If I divide the number of lines of new/changed code by the hours I spent today in the office, I'd probably be depressed. I could, I supposed, blame the Packers' spotty performance on offence, defense and special teams. But then I'd have to blame myself for listening to the game in the first place.
But from the standpoint of stretching my brain quite a bit further around what actually needs to be done for this next project, today was anything but a bust.
The thing is, though, that I doubt that would have been accomplished on a day when my morning and/or afternoon will be bisected by a meeting. Or when the project could be tossed into cryogenic suspension at any moment, should "my" users find something unexpected in their data. Or when QA does what it's supposed to do and find bugs in the work I tipped off my plate onto theirs. (Darn them for doing their jobs!) Or neighbor-noise breaches my earbuds/headphones. Or code/data needs to be boosted up the queue. Or a sparkly ball of tin foil rolls into view.

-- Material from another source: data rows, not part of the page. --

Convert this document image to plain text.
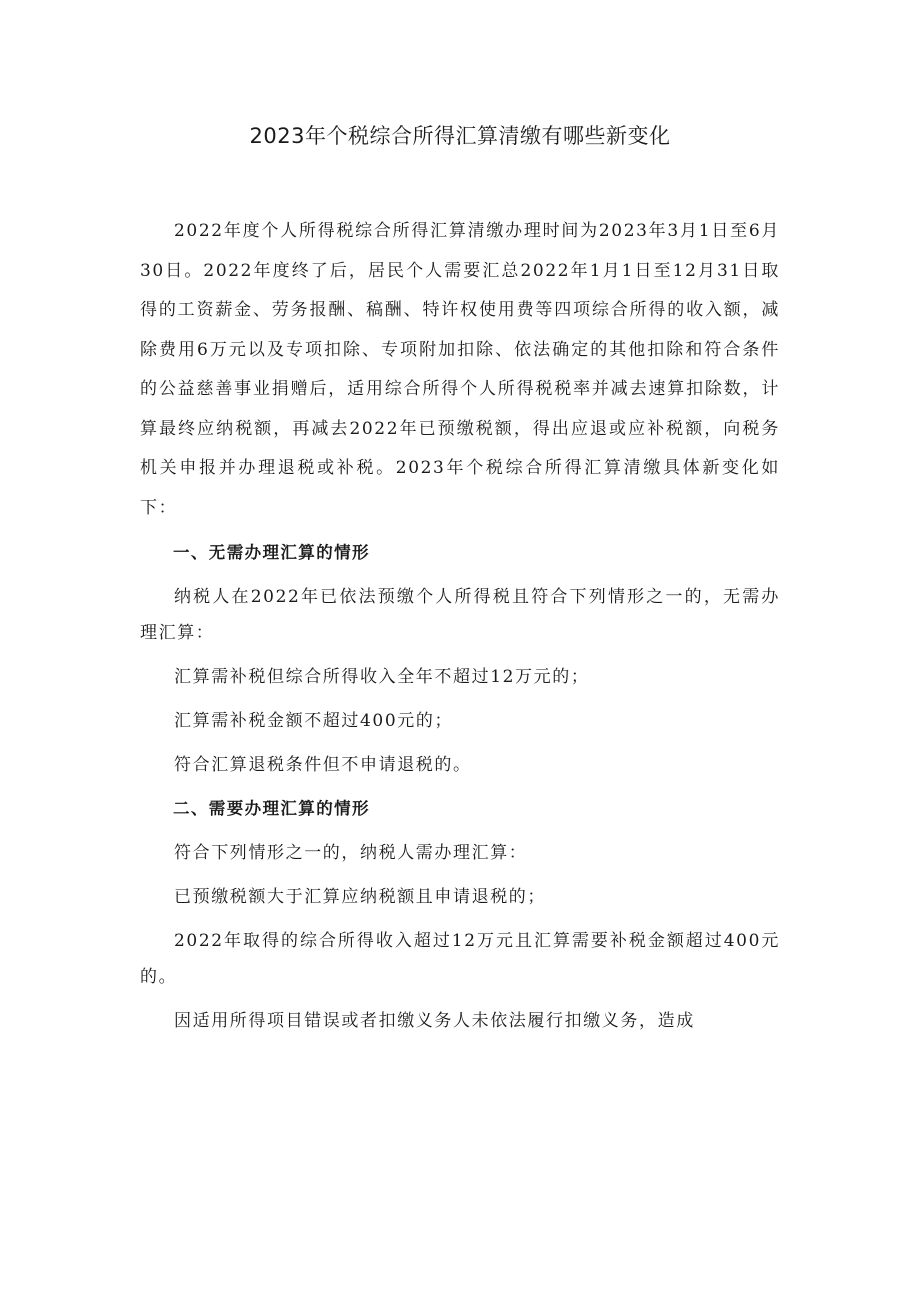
2023年个税综合所得汇算清缴有哪些新变化

2022年度个人所得税综合所得汇算清缴办理时间为2023年3月1日至6月30日。2022年度终了后，居民个人需要汇总2022年1月1日至12月31日取得的工资薪金、劳务报酬、稿酬、特许权使用费等四项综合所得的收入额，减除费用6万元以及专项扣除、专项附加扣除、依法确定的其他扣除和符合条件的公益慈善事业捐赠后，适用综合所得个人所得税税率并减去速算扣除数，计算最终应纳税额，再减去2022年已预缴税额，得出应退或应补税额，向税务机关申报并办理退税或补税。2023年个税综合所得汇算清缴具体新变化如下：

一、无需办理汇算的情形

纳税人在2022年已依法预缴个人所得税且符合下列情形之一的，无需办理汇算：

汇算需补税但综合所得收入全年不超过12万元的；

汇算需补税金额不超过400元的；

符合汇算退税条件但不申请退税的。

二、需要办理汇算的情形

符合下列情形之一的，纳税人需办理汇算：

已预缴税额大于汇算应纳税额且申请退税的；

2022年取得的综合所得收入超过12万元且汇算需要补税金额超过400元的。

因适用所得项目错误或者扣缴义务人未依法履行扣缴义务，造成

As criminally self-delusional as it is to pack quote-unquote knowledge workers into their pens in what amounts to a factory farm of distractions, it's considerably worse to insist on standardization in hours. The bulk of "my" users are in a different time zone, and having the excuse of humoring that differential makes a huge difference for me. Why? Because I can (mostly) count on one quiet interval in my day. If the noisy parts are spent running in place, the quiet part is the time to move ahead.
Bottom line: Don't insist on the same schedule from everyone. True, you need a certain amount of overlap, simply as a window for collaboration. But there is a definite tradeoff between managerial convenience and forward motion. IMLTHO, respecting that tradeoff will move you much further ahead than ignoring it.